Both are products of ECI Software Solutions. Deacom was acquired by ECI in 2021 and targets process/batch manufacturers. M1 targets discrete manufacturers. They are separate products designed for different production types, but the shared parent company means they share some strategic direction. Manufacturers with mixed-mode production needs (both discrete and process) may benefit from evaluating whether M1 and Deacom together can cover both production types under a single vendor relationship, potentially with integration advantages.
Do I need AI in my manufacturing software?
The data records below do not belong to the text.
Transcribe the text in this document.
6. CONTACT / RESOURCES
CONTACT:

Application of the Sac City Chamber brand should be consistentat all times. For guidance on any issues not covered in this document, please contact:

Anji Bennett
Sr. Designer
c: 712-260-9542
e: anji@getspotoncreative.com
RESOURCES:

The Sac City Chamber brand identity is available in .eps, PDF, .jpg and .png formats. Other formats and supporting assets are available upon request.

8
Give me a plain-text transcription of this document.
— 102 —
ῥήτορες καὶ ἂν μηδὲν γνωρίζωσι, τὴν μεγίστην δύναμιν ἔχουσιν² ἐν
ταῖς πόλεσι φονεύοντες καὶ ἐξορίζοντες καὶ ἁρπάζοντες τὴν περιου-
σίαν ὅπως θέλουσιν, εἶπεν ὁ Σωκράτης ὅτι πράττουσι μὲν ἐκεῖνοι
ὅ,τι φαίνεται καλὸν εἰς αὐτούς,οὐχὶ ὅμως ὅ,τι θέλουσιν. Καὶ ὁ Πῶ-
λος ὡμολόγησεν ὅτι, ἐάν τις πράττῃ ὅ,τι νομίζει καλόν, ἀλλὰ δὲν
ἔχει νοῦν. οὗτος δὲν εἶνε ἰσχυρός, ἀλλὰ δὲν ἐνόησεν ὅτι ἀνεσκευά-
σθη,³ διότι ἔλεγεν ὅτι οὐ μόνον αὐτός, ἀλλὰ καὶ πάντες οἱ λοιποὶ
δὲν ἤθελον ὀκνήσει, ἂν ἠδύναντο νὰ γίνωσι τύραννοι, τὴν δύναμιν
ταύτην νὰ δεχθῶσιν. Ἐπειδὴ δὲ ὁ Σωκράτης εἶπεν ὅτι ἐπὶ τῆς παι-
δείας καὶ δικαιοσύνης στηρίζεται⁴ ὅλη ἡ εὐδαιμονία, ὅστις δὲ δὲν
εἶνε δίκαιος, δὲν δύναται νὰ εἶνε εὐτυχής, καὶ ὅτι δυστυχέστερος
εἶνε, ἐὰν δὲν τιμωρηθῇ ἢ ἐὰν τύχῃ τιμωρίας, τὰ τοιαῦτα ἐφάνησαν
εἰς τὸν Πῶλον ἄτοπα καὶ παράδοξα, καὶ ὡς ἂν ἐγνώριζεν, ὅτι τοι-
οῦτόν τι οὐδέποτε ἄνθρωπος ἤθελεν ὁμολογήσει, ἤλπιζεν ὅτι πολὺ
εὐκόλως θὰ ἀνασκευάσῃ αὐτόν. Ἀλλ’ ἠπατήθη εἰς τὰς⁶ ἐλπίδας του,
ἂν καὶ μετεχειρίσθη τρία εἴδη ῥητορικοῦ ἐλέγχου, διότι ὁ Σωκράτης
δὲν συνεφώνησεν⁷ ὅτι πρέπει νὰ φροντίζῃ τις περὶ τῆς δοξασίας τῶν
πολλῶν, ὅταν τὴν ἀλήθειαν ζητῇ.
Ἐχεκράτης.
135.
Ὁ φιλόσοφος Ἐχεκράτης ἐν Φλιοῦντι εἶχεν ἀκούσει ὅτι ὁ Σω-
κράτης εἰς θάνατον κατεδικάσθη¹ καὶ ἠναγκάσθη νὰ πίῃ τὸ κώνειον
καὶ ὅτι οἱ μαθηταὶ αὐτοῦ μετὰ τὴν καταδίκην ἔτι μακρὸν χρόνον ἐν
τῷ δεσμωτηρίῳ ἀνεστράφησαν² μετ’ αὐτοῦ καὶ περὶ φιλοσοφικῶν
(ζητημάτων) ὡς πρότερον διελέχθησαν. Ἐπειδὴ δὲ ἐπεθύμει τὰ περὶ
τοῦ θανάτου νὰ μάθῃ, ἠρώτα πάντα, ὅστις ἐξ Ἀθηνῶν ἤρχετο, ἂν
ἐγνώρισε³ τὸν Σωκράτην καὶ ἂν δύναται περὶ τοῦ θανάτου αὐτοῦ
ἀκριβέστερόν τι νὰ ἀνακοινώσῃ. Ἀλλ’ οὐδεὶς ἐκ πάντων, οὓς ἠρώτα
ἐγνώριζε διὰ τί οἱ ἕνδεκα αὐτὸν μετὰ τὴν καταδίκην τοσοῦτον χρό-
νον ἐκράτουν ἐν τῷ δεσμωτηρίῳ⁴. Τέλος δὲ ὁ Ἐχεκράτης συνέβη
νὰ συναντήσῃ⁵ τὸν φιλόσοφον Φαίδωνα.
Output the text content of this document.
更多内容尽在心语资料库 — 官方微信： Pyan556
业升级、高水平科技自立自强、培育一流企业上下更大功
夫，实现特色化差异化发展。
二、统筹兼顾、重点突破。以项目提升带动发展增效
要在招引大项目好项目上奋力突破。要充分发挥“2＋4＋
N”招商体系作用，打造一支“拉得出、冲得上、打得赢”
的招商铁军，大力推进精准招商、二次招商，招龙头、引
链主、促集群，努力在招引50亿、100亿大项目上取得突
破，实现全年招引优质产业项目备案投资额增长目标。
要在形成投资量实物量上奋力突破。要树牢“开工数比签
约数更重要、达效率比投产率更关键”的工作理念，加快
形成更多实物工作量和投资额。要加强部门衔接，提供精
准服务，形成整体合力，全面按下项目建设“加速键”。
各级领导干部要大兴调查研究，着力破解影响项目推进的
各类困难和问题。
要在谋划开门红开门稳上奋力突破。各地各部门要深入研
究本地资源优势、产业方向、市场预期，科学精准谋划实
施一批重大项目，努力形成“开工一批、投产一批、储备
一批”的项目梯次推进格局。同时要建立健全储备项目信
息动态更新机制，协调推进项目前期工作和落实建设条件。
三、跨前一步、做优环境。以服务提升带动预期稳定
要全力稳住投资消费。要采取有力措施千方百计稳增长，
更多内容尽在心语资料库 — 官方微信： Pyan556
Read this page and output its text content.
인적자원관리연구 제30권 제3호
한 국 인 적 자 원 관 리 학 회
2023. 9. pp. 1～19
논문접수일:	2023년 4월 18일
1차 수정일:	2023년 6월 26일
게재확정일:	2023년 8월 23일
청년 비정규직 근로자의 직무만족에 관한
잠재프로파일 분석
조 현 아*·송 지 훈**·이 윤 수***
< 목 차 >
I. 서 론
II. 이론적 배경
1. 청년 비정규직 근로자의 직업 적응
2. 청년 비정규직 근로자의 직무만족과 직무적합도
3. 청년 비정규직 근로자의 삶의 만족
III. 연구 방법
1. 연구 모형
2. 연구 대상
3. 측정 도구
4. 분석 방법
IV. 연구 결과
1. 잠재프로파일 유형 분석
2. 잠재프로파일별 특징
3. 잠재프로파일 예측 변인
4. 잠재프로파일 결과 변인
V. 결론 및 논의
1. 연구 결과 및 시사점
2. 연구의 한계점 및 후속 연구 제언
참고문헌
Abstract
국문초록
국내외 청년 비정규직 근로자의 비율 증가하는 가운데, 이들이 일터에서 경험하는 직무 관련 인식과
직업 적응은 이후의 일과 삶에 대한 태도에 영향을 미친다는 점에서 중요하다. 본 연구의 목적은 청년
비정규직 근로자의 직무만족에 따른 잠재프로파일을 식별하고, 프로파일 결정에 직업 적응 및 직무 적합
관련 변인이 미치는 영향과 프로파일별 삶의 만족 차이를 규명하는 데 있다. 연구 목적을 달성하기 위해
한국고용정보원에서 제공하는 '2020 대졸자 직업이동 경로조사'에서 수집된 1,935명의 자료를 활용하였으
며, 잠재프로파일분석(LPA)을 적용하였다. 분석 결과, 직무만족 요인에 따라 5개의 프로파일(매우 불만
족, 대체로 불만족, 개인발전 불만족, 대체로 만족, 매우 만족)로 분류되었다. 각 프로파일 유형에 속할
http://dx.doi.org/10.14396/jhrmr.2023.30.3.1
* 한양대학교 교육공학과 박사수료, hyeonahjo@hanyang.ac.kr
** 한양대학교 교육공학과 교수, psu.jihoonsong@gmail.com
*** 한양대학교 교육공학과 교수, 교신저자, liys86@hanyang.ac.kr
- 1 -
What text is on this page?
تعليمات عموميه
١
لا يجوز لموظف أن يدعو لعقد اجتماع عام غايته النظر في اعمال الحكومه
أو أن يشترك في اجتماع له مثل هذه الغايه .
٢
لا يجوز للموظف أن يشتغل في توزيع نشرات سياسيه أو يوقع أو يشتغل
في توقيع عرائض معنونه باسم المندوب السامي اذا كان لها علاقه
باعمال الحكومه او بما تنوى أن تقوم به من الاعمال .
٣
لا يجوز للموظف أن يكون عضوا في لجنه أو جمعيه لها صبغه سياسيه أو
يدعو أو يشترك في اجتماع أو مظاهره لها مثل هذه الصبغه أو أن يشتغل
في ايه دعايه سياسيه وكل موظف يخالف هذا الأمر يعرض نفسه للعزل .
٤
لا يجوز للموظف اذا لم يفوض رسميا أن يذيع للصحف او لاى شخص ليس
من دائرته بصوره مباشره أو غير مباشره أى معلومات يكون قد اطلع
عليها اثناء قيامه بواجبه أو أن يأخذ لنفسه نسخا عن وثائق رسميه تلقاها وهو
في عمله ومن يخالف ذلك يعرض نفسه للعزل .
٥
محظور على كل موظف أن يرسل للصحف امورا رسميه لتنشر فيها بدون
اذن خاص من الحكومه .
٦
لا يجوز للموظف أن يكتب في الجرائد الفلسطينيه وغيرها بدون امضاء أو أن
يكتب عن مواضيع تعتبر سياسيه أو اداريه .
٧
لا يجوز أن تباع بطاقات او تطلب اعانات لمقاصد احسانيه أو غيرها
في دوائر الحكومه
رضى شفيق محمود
AI adds meaningful value for manufacturers with complex supply chains, high-volume production, predictive maintenance requirements, and significant cross-system data orchestration. SAP S/4HANA offers the deepest AI capabilities in this comparison. For smaller manufacturers with straightforward production, strong MRP and scheduling automation may be sufficient without AI-native features. Consider whether the AI capabilities match your actual use case before paying the cost premium. The question isn't whether AI is powerful; it's whether your operation's complexity justifies the investment today.
What is the difference between MRP and manufacturing ERP?
MRP (Materials Requirements Planning) is the foundational layer: calculating what to produce and what to purchase, when, and in what quantities, based on demand forecasts, current inventory, and lead times. Manufacturing ERP adds the full business cycle to MRP: quoting, sales orders, purchasing, job costing, accounts payable, accounts receivable, and financial reporting. A full manufacturing ERP is a system of record for the production operation from initial customer inquiry through final shipment and invoicing.
What happens when the ERP doesn't cover my operational needs?
Most manufacturers supplement their ERP with standalone tools or spreadsheets for quality management, supplier corrective actions, audit preparation, and cross-plant reporting. For organizations where this gap is significant and creates compliance risk or operational friction, a platform like Quickbase can connect to the ERP's data and provide the workflow flexibility the ERP was not configured to offer. Quickbase sits downstream of the manufacturing system rather than replacing it.
What is the best ERP for a job shop?
ECI M1 is purpose-built for job shop and make-to-order manufacturers, with a quoting module that builds estimates from historical job data and converts won quotes to sales orders with a single click. Shops quoting 50-100 jobs per month find this a meaningful efficiency gain. SAP S/4HANA also handles discrete manufacturing at enterprise scale, but the cost and complexity are disproportionate for most job shops. Katana is an option for smaller job shops that need basic production scheduling without ERP depth.